Corollary. The A4 score is a monotonically increasing function of the metric isotropy \iota = \lambda_2 / \lambda_1. Models with higher A4 scores have more isotropic attention metrics. The 0.429 spread between Claude (0.571) and Flash 3 (1.000) maps to a change in metric isotropy from approximately 0 to approximately 1—the full range of possible metric shapes.
Technical Appendix 10C: The Recovery Ceiling—Cross-Domain Convergence
The recovery ceiling of approximately 38–39% converges across two independent domains:
| Domain | Test | Recovery Rate | Interpretation |
|---|---|---|---|
| Attention (A1) | Warning instruction after vivid distractor | ~39% | Metacognitive correction of attentional displacement |
| Executive (E2) | Inhibition instruction after emotional anchor | ~38% | Metacognitive correction of emotional displacement |
The convergence is notable because the perturbation types are different (sensory distractors vs. emotional anchors), the cognitive domains are different (attention vs. executive control), and the recovery mechanisms are triggered differently (warning instruction vs. inhibition instruction). Yet the recovery rates converge to the same narrow range.
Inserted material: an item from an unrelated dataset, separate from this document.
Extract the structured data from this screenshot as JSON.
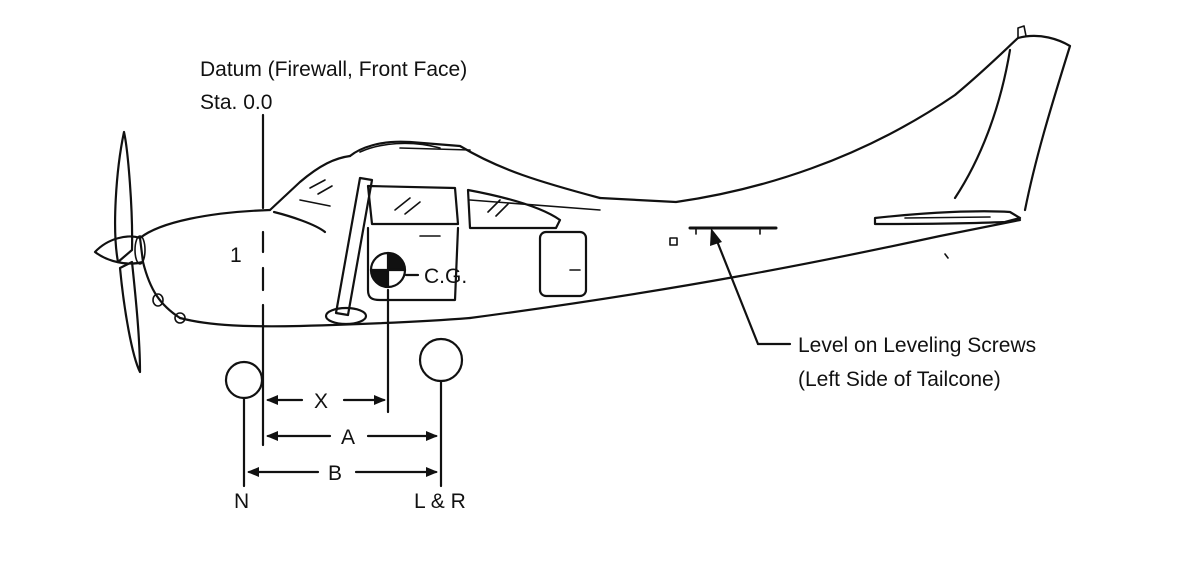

This convergence supports the hypothesis that the ~38–39% ceiling is an architectural constant of the model’s metacognitive control system, not a domain-specific property. The ceiling represents the fraction of the perturbation that is accessible to top-down correction—the fraction that resides in layers of the model that can be influenced by an explicit instruction. The remaining ~61–62% is committed to the residual stream at layers below metacognitive access.
If this interpretation is correct, the ceiling should be approximately constant across all domains and perturbation types, not just the two tested. Testing this prediction across additional domains (e.g., social cognition framing, learning sycophancy) would provide a strong test of the architectural-constant hypothesis.